A determinação de Fachin atende a
um pedido do Partido Verde (PV), que contesta as mudanças na legislação
ambiental, argumentando que as novas regras facilitam a construção de
reservatórios em áreas de preservação permanente e permitem a supressão de
vegetação nativa. O PV sustenta que essas alterações podem levar ao aumento da
degradação ambiental em Áreas de Preservação Permanente (APP).
A lei, aprovada em abril, visa
encontrar alternativas para o armazenamento de água voltadas para a agricultura
e pecuária, autorizando a construção de barragens e açudes.
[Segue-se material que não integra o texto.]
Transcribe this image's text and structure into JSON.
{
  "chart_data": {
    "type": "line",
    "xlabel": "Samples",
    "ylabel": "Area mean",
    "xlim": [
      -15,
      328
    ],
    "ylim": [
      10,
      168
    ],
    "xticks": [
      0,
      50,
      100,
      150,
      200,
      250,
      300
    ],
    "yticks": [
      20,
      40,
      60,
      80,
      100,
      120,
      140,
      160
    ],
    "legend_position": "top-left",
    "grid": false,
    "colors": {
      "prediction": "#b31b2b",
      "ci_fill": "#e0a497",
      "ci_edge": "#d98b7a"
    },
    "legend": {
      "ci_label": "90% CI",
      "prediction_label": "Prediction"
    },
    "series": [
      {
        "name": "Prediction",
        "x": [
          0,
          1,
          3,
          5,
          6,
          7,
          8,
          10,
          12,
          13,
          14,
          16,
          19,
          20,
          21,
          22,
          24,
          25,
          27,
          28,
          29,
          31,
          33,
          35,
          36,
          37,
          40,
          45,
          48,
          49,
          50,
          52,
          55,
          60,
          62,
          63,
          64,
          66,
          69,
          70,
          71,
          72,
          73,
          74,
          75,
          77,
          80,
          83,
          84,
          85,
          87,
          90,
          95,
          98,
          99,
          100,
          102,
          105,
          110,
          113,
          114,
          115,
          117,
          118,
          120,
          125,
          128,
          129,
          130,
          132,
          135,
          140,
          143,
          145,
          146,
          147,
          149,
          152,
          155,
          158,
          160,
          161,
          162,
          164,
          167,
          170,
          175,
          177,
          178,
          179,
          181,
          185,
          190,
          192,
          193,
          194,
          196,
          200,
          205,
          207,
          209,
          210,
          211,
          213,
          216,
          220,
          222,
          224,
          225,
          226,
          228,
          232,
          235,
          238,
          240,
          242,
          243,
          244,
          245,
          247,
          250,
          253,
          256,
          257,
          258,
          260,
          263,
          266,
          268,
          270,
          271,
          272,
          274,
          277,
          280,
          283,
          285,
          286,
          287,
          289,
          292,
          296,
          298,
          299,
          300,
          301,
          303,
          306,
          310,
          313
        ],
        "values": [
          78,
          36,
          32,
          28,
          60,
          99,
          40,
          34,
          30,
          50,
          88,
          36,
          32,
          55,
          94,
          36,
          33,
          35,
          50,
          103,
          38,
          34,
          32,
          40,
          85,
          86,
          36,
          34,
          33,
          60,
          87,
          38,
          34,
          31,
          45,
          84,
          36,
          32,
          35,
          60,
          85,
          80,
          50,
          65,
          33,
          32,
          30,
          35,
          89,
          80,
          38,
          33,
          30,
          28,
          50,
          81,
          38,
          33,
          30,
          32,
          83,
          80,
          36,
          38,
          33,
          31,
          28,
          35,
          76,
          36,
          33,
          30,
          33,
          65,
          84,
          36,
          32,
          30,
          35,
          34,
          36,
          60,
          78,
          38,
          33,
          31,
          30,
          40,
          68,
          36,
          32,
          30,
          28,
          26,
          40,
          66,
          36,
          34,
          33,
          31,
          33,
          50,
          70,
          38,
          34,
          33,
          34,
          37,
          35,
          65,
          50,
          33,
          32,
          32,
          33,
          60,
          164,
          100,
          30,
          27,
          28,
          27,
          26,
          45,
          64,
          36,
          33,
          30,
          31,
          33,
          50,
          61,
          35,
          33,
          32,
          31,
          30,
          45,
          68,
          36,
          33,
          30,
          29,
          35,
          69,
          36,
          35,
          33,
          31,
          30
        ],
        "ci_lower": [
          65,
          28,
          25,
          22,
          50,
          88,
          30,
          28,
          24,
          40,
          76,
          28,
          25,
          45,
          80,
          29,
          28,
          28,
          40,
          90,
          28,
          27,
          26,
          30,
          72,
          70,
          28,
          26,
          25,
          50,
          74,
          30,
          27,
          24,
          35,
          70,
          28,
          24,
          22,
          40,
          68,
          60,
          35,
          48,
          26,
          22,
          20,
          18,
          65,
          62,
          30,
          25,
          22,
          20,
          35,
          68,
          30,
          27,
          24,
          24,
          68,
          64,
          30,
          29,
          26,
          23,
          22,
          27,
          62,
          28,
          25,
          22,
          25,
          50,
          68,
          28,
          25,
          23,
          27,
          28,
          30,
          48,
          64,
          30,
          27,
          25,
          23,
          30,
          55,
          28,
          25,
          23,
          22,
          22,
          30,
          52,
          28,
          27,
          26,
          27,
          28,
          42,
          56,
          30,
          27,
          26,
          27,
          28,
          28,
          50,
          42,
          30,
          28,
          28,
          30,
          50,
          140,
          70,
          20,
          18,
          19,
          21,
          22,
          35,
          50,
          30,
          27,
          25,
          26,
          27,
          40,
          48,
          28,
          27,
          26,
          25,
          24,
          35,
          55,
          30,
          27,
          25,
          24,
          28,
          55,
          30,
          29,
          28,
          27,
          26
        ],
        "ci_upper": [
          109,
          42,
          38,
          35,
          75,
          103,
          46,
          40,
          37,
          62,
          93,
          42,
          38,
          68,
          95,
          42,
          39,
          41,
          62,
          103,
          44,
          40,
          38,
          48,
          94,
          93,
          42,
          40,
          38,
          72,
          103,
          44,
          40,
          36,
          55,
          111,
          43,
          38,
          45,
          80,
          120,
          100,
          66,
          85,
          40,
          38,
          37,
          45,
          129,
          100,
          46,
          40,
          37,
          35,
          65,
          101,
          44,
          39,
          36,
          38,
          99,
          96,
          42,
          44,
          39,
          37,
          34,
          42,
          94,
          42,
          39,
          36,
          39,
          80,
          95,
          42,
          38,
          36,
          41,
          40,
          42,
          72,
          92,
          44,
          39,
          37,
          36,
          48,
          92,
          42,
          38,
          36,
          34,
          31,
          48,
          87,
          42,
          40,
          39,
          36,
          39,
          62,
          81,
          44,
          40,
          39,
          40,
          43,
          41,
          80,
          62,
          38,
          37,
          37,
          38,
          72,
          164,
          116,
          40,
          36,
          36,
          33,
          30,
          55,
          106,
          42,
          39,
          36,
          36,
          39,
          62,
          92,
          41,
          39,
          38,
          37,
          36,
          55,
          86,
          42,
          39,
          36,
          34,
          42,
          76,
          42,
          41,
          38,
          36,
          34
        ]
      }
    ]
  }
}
Ela classifica as
áreas destinadas à construção de represas como de utilidade pública, sendo
aplicável apenas quando não houver outra opção para a reserva de água.
O ministro Fachin também
solicitou que a Advocacia-Geral da União e a Procuradoria-Geral da República se
manifestem sobre o caso dentro de cinco dias. A questão será discutida no
plenário do STF, embora ainda não haja uma data definida para a deliberação.
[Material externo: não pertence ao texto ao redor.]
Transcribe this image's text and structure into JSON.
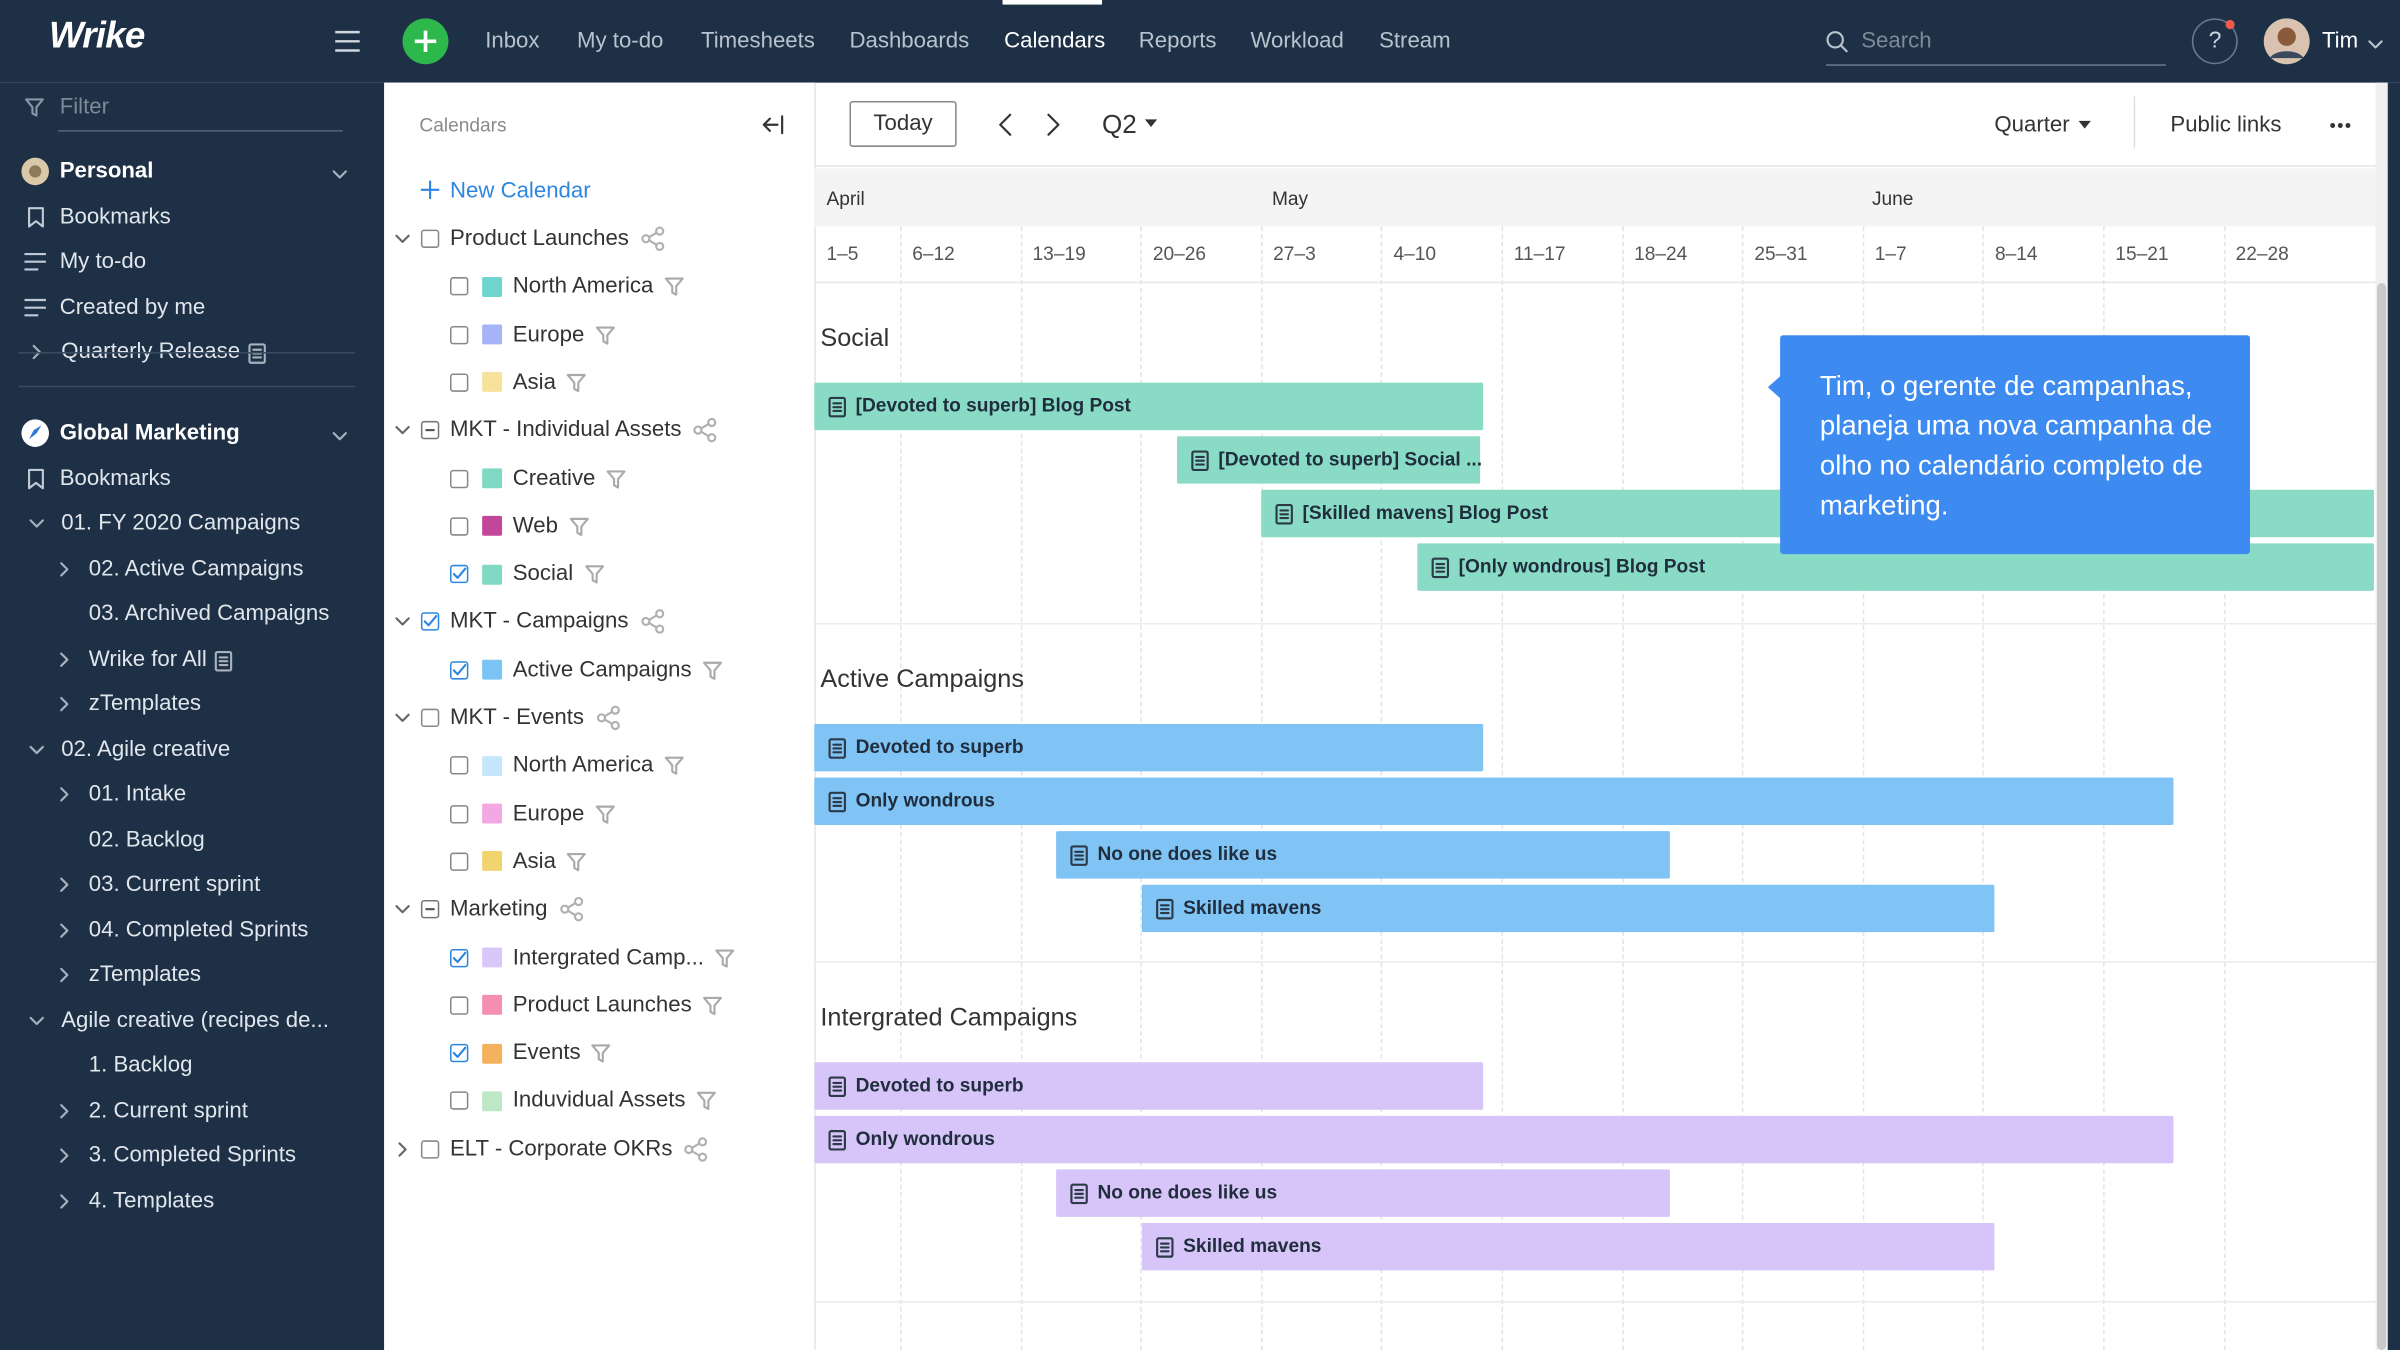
{
  "topbar": {
    "logo": "Wrike",
    "nav": [
      "Inbox",
      "My to-do",
      "Timesheets",
      "Dashboards",
      "Calendars",
      "Reports",
      "Workload",
      "Stream"
    ],
    "active": 4,
    "search": "Search",
    "help": "?",
    "user": "Tim"
  },
  "sidebar": {
    "filter": "Filter",
    "items": [
      {
        "label": "Personal",
        "level": 0,
        "bold": true,
        "icon": "avatar",
        "toggle": "caret"
      },
      {
        "label": "Bookmarks",
        "level": 0,
        "icon": "bookmark"
      },
      {
        "label": "My to-do",
        "level": 0,
        "icon": "list"
      },
      {
        "label": "Created by me",
        "level": 0,
        "icon": "list"
      },
      {
        "label": "Quarterly Release",
        "level": 1,
        "chevron": "right",
        "doc": true
      },
      {
        "label": "Global Marketing",
        "level": 0,
        "bold": true,
        "icon": "rocket",
        "toggle": "caret",
        "divider": true
      },
      {
        "label": "Bookmarks",
        "level": 0,
        "icon": "bookmark"
      },
      {
        "label": "01. FY 2020 Campaigns",
        "level": 1,
        "chevron": "down"
      },
      {
        "label": "02. Active Campaigns",
        "level": 2,
        "chevron": "right"
      },
      {
        "label": "03. Archived Campaigns",
        "level": 2
      },
      {
        "label": "Wrike for All",
        "level": 2,
        "chevron": "right",
        "doc": true
      },
      {
        "label": "zTemplates",
        "level": 2,
        "chevron": "right"
      },
      {
        "label": "02. Agile creative",
        "level": 1,
        "chevron": "down"
      },
      {
        "label": "01. Intake",
        "level": 2,
        "chevron": "right"
      },
      {
        "label": "02. Backlog",
        "level": 2
      },
      {
        "label": "03. Current sprint",
        "level": 2,
        "chevron": "right"
      },
      {
        "label": "04. Completed Sprints",
        "level": 2,
        "chevron": "right"
      },
      {
        "label": "zTemplates",
        "level": 2,
        "chevron": "right"
      },
      {
        "label": "Agile creative (recipes de...",
        "level": 1,
        "chevron": "down"
      },
      {
        "label": "1. Backlog",
        "level": 2
      },
      {
        "label": "2. Current sprint",
        "level": 2,
        "chevron": "right"
      },
      {
        "label": "3. Completed Sprints",
        "level": 2,
        "chevron": "right"
      },
      {
        "label": "4. Templates",
        "level": 2,
        "chevron": "right"
      }
    ]
  },
  "calendars": {
    "title": "Calendars",
    "new": "New Calendar",
    "groups": [
      {
        "name": "Product Launches",
        "check": "empty",
        "open": true,
        "items": [
          {
            "name": "North America",
            "color": "#6fd6cf",
            "check": "empty"
          },
          {
            "name": "Europe",
            "color": "#a5b4f7",
            "check": "empty"
          },
          {
            "name": "Asia",
            "color": "#f6e29a",
            "check": "empty"
          }
        ]
      },
      {
        "name": "MKT - Individual Assets",
        "check": "partial",
        "open": true,
        "items": [
          {
            "name": "Creative",
            "color": "#7fd9c5",
            "check": "empty"
          },
          {
            "name": "Web",
            "color": "#c2479b",
            "check": "empty"
          },
          {
            "name": "Social",
            "color": "#7fd9c5",
            "check": "checked"
          }
        ]
      },
      {
        "name": "MKT - Campaigns",
        "check": "checked",
        "open": true,
        "items": [
          {
            "name": "Active Campaigns",
            "color": "#7cc4f5",
            "check": "checked"
          }
        ]
      },
      {
        "name": "MKT - Events",
        "check": "empty",
        "open": true,
        "items": [
          {
            "name": "North America",
            "color": "#c6e6fb",
            "check": "empty"
          },
          {
            "name": "Europe",
            "color": "#f3a8e3",
            "check": "empty"
          },
          {
            "name": "Asia",
            "color": "#f2d46f",
            "check": "empty"
          }
        ]
      },
      {
        "name": "Marketing",
        "check": "partial",
        "open": true,
        "items": [
          {
            "name": "Intergrated Camp...",
            "color": "#dac7fa",
            "check": "checked"
          },
          {
            "name": "Product Launches",
            "color": "#f58fb1",
            "check": "empty"
          },
          {
            "name": "Events",
            "color": "#f5b25e",
            "check": "checked"
          },
          {
            "name": "Induvidual Assets",
            "color": "#bde8c6",
            "check": "empty"
          }
        ]
      },
      {
        "name": "ELT - Corporate OKRs",
        "check": "empty",
        "open": false,
        "items": []
      }
    ]
  },
  "toolbar": {
    "today": "Today",
    "period": "Q2",
    "view": "Quarter",
    "links": "Public links"
  },
  "timeline": {
    "months": [
      "April",
      "May",
      "June"
    ],
    "weeks": [
      "1–5",
      "6–12",
      "13–19",
      "20–26",
      "27–3",
      "4–10",
      "11–17",
      "18–24",
      "25–31",
      "1–7",
      "8–14",
      "15–21",
      "22–28"
    ],
    "sections": [
      {
        "title": "Social",
        "color": "#8adbc6",
        "bars": [
          "[Devoted to superb] Blog Post",
          "[Devoted to superb] Social ...",
          "[Skilled mavens] Blog Post",
          "[Only wondrous] Blog Post"
        ]
      },
      {
        "title": "Active Campaigns",
        "color": "#80c4f6",
        "bars": [
          "Devoted to superb",
          "Only wondrous",
          "No one does like us",
          "Skilled mavens"
        ]
      },
      {
        "title": "Intergrated Campaigns",
        "color": "#d7c4f8",
        "bars": [
          "Devoted to superb",
          "Only wondrous",
          "No one does like us",
          "Skilled mavens"
        ]
      }
    ],
    "tooltip": "Tim, o gerente de campanhas, planeja uma nova campanha de olho no calendário completo de marketing."
  }
}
Em paralelo, o Instituto Nacional
de Meteorologia (INMET) emitiu um comunicado nesta quarta-feira (22) alertando
sobre a previsão de temporais no Rio Grande do Sul entre esta quarta e
quinta-feira (23). As regiões mais afetadas serão o Sudoeste, Centro, Sudeste,
Metropolitana de Porto Alegre e Noroeste do estado.
O INMET classificou a previsão
com um aviso meteorológico “laranja”, que indica perigo de tempestade. A
previsão inclui chuvas de 30 a 60 mm/h ou 50 a 100 mm/dia, ventos intensos com
velocidades de 60 a 100 km/h e possibilidade de queda de granizo. Há também
riscos de cortes de energia elétrica, danos em plantações, queda de árvores e
alagamentos.
Essa situação meteorológica
agrava ainda mais a preocupação com as medidas de flexibilização ambiental,
trazendo à tona questões sobre a capacidade de gestão dos recursos naturais e a
proteção das áreas de preservação permanente no estado.